WASHINGTON, July 17 (UPI) -- House Democrats say the U.S. Treasury Department official who investigated the IRS omitted material in the report Republicans used to attack on the White House.
Rep. Elijah Cummings, D-Md., released a memo Tuesday asserting that -- despite GOP assertions otherwise -- 15 interviews with IRS staffers and thousands of pages of documents did not indicate the agency's targeting of organizations seeking tax-exempt status was politically motivated or that the White House was involved, The Hill reported Wednesday.
Democrats had raised questions about the report issued by J. Russell George, Treasury's inspector general for tax administration, that indicated conservative groups were targeted.
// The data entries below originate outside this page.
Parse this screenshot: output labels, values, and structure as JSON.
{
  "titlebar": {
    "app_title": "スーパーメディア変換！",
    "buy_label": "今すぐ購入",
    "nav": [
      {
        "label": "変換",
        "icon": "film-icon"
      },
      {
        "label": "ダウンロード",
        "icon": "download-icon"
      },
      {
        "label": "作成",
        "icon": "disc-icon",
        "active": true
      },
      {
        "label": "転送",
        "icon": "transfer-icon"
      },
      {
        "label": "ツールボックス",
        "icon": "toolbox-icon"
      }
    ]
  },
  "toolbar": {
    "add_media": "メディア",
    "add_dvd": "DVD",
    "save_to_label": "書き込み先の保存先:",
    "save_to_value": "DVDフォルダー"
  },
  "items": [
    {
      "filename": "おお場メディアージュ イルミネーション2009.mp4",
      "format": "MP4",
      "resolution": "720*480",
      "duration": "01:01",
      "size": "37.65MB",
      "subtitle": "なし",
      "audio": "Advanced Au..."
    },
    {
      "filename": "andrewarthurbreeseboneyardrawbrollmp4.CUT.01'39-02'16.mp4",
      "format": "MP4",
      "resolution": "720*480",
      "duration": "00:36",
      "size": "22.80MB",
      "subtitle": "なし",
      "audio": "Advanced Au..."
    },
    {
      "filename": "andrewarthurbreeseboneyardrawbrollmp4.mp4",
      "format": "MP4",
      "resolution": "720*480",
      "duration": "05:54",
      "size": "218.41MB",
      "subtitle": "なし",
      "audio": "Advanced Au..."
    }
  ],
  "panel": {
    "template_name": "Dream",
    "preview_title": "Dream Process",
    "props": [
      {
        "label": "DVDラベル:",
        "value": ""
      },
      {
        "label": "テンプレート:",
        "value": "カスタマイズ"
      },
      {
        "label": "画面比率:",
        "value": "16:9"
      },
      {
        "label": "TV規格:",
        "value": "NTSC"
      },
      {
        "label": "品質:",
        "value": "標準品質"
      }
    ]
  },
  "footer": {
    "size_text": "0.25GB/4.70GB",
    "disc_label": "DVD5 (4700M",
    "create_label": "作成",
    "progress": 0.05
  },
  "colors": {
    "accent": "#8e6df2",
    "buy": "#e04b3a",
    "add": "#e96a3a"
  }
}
Democrats have said IRS "be-on-the-lookout" lists affected liberal groups as well after George's audit in May found groups with the name "Tea Party" and "Patriots" were pulled for extra attention.
A House Democratic aide told The Hill Tuesday Republicans might have thought harder about "launching their completely unsubstantiated campaign to accuse the White House" had George turned over all the information he had.
George and two of his staffers were to appear before the Oversight and Government Reform Committee Thursday after Cummings, the panel's ranking Democrat, requested George be recalled.
"Our ultimate goal is to get the whole truth, not the one-sided, partial information and unsubstantiated accusations we have heard to date," Cummings said in a Tuesday statement released to The Hill.
"I hope the inspector general will explain why he apparently did not know about some of the new documents we obtained that explicitly mention progressive groups and why he did not tell Congress that his top investigator reviewed more than 5,000 emails from IRS employees and found absolutely no political motivation whatsoever," Cummings said in his statement.
Republican lawmakers countered that Democrats are only interested in shutting down the congressional inquiry into the IRS. In an interview with Fox News Tuesday, Oversight Chairman Darrell Issa, R-Calif., called Cummings the "biggest obstruction" to the investigation.